C’est à Lutz, ministre de la catholique Bavière, que revint la mission de présider et de justifier cette manœuvre. Le Reichstag l’entendit expliquer que l’Empire, formant un tout organique, devait marcher au secours d’un de ses membres souffrans, le royaume de Bavière, mis à mal par les ambitions de l’Eglise. Le placet, le recours comme d’abus, s’étaient décidément révélés incompatibles avec l’esprit de l’Etat moderne. Mais avant de rendre l’Eglise libre, il fallait élever, en face d’elle, des boulevards protecteurs de l’Etat. Lutz dénonçait la transformation en dogmes des antiques idées théocratiques, l’existence d’un nouveau clergé jésuitisé, qui courtisait les masses, et le terrorisme, enfin, que faisait peser la presse ultramontaine sur les prêtres d’humeur indépendante. « Autant de raisons, disait-il, pour consolider le terrain de l’Etat. »

Le paragraphe pénal qu’il proposait frappait l’ecclésiastique qui ferait de la politique en chaire, « de manière à mettre en danger la tranquillité publique : » un emprisonnement pouvant durer jusqu’à deux ans châtierait ce délit.

Onze mois seulement après la fondation de l’Empire, la catholique Bavière, aux applaudissemens des nationaux-libéraux, suppliait le Parlement impérial de l’aider à se défendre contre l’Eglise. Lorsque de la guerre étrangère était sortie l’unité allemande, la Bavière n’avait dit oui qu’à contre-cœur ; elle était la première, aujourd’hui, à se réclamer de cette unité, à l’invoquer, à la sceller, en vue d’une guerre intérieure où, fièrement, elle occupait les avant-postes.
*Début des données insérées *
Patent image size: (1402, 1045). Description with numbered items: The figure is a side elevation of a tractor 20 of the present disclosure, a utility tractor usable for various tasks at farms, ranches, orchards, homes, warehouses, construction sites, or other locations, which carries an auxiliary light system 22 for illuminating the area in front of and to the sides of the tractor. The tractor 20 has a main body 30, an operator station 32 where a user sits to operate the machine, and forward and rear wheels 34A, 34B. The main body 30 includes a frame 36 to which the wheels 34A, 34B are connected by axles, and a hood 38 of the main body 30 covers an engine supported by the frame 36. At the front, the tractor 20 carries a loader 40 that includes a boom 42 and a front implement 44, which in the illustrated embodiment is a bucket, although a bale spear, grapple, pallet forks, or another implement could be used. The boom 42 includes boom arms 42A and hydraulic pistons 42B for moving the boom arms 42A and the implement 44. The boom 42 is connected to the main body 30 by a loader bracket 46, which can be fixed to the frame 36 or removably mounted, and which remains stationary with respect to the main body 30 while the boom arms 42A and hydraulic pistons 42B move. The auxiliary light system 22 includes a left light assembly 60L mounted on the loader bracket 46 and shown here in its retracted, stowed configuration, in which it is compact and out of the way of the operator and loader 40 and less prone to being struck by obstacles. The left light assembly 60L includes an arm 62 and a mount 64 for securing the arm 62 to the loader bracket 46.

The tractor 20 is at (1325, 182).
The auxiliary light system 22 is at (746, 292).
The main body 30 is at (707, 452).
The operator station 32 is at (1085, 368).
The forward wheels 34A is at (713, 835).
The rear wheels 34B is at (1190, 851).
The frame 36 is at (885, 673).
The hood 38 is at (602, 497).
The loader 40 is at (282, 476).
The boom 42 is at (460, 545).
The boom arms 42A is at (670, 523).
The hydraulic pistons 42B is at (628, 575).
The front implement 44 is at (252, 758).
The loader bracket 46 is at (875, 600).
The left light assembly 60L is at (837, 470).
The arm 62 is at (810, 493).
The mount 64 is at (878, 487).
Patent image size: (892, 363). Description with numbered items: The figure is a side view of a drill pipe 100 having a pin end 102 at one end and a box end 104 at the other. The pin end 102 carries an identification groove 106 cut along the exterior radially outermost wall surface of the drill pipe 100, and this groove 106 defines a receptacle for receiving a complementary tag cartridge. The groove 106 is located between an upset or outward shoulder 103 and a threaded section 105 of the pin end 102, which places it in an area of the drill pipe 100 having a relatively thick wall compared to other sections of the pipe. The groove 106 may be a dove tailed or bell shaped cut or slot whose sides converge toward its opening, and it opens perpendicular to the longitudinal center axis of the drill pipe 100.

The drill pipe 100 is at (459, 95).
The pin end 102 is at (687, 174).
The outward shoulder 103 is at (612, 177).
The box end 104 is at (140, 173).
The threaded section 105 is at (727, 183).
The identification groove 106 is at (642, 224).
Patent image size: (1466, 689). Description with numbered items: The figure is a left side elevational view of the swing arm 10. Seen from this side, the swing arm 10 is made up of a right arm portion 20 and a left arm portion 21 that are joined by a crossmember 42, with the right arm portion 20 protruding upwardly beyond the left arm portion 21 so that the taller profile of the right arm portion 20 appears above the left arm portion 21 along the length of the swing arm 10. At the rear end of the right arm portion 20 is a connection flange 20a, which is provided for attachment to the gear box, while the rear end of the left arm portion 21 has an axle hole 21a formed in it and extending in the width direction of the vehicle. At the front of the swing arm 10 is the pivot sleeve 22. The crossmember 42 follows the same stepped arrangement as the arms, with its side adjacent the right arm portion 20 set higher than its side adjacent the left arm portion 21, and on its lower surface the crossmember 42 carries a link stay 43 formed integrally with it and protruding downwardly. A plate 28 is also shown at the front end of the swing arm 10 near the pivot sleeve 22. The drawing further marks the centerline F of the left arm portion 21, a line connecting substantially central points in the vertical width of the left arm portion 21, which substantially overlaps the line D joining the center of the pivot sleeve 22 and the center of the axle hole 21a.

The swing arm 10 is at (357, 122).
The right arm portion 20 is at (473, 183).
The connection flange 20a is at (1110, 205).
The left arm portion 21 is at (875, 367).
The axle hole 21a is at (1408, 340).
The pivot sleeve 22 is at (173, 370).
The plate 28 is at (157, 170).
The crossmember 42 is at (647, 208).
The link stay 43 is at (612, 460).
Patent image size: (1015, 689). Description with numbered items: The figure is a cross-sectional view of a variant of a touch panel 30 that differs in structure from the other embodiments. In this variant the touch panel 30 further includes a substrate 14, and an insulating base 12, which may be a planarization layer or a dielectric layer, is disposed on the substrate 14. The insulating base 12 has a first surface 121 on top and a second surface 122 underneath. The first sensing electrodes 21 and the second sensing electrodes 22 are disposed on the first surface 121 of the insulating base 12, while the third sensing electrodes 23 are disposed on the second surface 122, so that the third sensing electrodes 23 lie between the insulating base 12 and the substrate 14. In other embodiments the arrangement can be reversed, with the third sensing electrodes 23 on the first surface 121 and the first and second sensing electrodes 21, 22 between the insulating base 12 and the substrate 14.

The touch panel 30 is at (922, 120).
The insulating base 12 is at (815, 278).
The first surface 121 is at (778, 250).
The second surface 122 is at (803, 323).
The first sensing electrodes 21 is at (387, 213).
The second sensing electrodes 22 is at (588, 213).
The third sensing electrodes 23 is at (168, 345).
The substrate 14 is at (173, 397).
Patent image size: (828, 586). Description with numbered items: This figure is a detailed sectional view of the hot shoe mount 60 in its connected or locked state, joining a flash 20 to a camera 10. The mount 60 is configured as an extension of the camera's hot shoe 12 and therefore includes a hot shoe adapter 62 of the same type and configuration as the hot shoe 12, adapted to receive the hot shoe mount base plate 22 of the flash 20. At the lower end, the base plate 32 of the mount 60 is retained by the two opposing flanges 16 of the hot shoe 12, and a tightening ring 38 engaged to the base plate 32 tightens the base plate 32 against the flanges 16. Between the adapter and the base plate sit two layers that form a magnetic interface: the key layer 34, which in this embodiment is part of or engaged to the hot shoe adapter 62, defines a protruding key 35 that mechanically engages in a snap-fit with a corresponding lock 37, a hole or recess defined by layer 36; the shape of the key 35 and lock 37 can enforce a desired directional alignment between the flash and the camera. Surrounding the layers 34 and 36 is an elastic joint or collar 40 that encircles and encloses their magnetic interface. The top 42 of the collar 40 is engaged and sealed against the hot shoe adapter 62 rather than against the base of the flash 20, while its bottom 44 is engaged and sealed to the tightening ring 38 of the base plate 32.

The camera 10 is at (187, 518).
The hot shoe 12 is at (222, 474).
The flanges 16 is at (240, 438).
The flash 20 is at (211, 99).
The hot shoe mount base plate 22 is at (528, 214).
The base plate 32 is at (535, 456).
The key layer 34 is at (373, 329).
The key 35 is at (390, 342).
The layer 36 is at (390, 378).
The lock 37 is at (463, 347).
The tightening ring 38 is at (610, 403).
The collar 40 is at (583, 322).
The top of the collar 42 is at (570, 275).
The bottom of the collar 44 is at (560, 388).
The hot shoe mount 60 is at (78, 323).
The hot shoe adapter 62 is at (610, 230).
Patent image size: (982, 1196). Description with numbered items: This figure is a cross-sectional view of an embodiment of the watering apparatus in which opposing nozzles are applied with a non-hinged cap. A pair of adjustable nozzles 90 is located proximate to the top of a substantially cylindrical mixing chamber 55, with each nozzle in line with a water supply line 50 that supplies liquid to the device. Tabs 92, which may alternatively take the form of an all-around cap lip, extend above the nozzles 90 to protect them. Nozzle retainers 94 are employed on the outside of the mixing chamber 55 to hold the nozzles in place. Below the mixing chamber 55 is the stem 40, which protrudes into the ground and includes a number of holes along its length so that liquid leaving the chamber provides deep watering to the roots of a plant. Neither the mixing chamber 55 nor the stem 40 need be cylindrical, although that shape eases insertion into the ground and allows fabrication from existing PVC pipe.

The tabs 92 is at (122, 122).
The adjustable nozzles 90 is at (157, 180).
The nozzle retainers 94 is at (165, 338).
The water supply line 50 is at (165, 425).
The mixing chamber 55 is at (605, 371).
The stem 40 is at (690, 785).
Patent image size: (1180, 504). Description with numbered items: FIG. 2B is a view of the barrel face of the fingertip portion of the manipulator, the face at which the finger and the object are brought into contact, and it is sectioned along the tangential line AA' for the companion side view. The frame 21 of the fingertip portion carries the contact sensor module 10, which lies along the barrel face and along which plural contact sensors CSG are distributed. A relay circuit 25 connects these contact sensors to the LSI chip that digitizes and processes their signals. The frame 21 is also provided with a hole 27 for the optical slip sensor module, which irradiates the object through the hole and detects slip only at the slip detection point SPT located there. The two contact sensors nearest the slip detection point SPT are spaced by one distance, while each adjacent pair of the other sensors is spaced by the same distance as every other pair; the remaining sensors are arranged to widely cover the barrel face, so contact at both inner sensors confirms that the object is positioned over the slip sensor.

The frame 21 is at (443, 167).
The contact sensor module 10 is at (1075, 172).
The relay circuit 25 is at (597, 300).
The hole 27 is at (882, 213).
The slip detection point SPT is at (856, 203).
Le national-libéral Vœlk, dans une phrase imagée, soulignait l’importance de cette démarche : « Si un fier lion comme le lion bavarois, s’écriait-il, se réfugie sous les serres de l’aigle, c’est que le péril est pressant. » C’est en regardant la France que le reste de l’Allemagne avait acclamé l’Empire : c’est en regardant l’Église, et en la bravant, que la Bavière survenait à son tour, suppliante volontairement humiliée, pour rendre à la force et au droit de l’Empire un hommage imprévu, inespéré.